The show, eventually retitled
Red, Hot and Blue
, had another rough voyage to Broadway. Merman and Durante had a famous battle over billing. Neither wanted the other to have the most prominent spot in the show’s advertising, listed either on top or on the left. A compromise was worked out in which both their names were printed diagonally, like a railroad crossing sign. (Hope settled for a line of his own underneath.) In its first tryout performances in Boston, the show ran more than three hours. Porter walked out in a huff when the music director criticized one of his songs, “Ridin’ High.” Durante, the big-schnozzed, raspy-voiced ham, was a loose cannon onstage. One night he appeared to forget his lines, walked to the orchestra for help, then finally called into the wings,
“Trow me da book!” Hope admired Durante’s chutzpah, even after discovering that the bit was entirely planned.

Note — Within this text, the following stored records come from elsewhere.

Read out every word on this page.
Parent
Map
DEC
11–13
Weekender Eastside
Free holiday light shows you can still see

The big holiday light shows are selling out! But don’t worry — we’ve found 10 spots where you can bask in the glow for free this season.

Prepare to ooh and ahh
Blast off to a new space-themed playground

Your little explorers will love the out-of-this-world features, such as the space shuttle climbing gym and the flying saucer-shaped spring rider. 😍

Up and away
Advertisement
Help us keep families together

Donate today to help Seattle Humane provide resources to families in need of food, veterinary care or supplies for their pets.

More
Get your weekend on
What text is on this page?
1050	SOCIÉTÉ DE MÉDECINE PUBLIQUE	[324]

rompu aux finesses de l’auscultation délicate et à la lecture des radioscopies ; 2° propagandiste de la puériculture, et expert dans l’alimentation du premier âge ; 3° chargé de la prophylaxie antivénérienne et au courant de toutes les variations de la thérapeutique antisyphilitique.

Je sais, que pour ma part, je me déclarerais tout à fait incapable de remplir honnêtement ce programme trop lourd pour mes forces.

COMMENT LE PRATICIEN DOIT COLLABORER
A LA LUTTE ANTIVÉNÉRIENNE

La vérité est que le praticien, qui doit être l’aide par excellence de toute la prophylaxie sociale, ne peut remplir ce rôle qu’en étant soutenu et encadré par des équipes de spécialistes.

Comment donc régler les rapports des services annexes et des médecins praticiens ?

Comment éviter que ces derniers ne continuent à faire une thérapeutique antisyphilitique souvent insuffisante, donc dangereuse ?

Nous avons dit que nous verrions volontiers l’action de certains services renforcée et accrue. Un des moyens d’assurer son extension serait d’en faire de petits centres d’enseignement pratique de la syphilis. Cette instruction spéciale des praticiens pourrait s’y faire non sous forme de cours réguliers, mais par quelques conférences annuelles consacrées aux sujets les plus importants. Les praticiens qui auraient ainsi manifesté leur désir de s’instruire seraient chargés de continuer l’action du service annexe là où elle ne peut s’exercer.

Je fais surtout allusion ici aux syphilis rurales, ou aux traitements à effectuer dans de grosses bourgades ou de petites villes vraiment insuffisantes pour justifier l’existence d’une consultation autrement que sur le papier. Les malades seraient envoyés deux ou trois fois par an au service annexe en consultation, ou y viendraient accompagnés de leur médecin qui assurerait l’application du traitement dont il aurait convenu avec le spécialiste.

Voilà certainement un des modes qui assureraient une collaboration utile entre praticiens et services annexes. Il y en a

Butting up against two Broadway egos even bigger than his own, Hope had to fight for stage time. Lindsay and Crouse were having trouble coming up with an ending to the first act and after several tries finally settled on one that featured only Durante and Merman. This rankled Hope, and he got Doc Shurr to argue his case with the writers.
“I’ve been with Bob a long time,” Shurr said. “He’s going to feel bad about this. He’ll go on depressed, and if he’s not in that finale, maybe he won’t be able to give a good performance.” The writers relented and shoehorned Hope into the scene as well.